Alors que le soldat hurlait de désespoir face à l'amputation, Erma ne perdit pas de temps et laissa le choix de sa vie ou de sa mort à Eirik.

Debout face au soldat agenouillé, qui tenait fermement son avant-bras ensanglanté, les yeux exorbités par la folie et rivés sur sa chair à vif, Eirik lui donna un coup d'estoc pour le mettre à mort, puis il aperçut Haldor.

Blessé, le géant blond se battait comme un loup sanguinaire, mais il était en mauvaise posture. Eirik récupéra la hache d'un Danois mort et la lança de toutes ses forces.

L'arme acérée roula dans les airs à plusieurs reprises pour se planter profondément dans le dos de l'homme qui escomptait prendre Haldor en traître. Le géant blond se retourna d'un mouvement brusque en entendant son douloureux hoquet de stupeur et l'éventra pour terminer le travail d'Eirik.

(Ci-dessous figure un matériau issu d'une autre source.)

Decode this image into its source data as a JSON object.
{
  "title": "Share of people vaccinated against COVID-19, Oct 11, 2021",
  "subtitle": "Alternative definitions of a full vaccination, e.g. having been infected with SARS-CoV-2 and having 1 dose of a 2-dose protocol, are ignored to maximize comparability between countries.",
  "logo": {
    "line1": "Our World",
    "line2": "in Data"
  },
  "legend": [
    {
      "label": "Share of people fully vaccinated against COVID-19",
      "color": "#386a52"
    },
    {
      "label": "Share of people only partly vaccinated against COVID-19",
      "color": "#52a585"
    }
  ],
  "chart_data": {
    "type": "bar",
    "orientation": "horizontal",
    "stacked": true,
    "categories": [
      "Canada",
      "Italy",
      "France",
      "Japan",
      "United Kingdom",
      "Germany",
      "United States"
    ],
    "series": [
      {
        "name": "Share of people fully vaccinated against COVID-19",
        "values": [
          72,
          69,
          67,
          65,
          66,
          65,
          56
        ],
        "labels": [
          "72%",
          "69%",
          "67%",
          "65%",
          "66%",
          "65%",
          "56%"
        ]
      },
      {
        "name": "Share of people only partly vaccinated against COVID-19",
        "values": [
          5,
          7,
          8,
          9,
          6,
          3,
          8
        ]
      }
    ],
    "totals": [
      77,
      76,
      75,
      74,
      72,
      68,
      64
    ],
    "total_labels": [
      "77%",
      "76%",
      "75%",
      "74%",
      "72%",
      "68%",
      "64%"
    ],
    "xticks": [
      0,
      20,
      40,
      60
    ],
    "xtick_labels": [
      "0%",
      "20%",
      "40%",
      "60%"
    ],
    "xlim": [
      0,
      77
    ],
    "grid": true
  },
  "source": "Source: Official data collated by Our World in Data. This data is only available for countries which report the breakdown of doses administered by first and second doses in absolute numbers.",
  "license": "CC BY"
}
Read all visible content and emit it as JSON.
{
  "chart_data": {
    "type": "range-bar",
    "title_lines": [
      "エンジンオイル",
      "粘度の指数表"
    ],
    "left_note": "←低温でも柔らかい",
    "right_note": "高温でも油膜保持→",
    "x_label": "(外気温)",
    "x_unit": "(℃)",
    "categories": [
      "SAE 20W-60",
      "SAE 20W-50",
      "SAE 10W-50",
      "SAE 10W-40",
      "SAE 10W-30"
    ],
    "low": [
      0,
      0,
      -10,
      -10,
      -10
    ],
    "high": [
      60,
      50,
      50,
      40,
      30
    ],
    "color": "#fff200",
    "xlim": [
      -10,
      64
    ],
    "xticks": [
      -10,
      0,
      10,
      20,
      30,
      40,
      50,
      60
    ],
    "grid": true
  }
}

Les deux frères d'armes s'adressèrent à peine un regard, avant de foncer sur d'autres ennemis.

À travers l'épaisse fumée ondulante, Folmer, le crâne luisant et couvert du sang de l'ennemi, repéra Eirik. Il le récria pour qu'il l'aide à protéger le flanc gauche d'Aslak. Bien que blessé à la cuisse, le jarl refusait de battre en retraite, même si Sverre avait déjà été évacué.

Harangués par le cri de rassemblement d'Aslak, les Danois, disciplinés, finirent par arracher la victoire dans le sang, la sueur et la rage.

Un peu plus tard, quand enfin les Danois eurent la cité sous contrôle, le temps vint de compter leurs morts : une demi-douzaine, qu'ils allaient devoir enterrer dans un lieu isolé hors de la cité.

De son côté, Erma épuisée par la rude bataille, était déjà attelée à son autre mission : panser les plaies. Face aux nombreux blessés parmi leur rang, elle eut une pensée pour Aliénor et espéra être aussi efficace que la guérisseuse pour empêcher que les blessures s'infectent, car elle avait déjà bien entamé les décoctions préparées. Et malheureusement, elle n'allait pas pouvoir en préparer dans ce village qui leur était encore hostile.

Au château, dans la salle du trône, Eirik et Folmer, étudiaient la foule entassée pour observer la reddition de leur souverain. Les deux frères d'armes veillaient à ce que leur regard froid et haineux impose le respect et la méfiance. Chacun devait comprendre que les Danois leur offraient une chance de rester en vie, car ils venaient de prouver qu'ils étaient redoutables : des fléaux répandant la mort sur leur passage.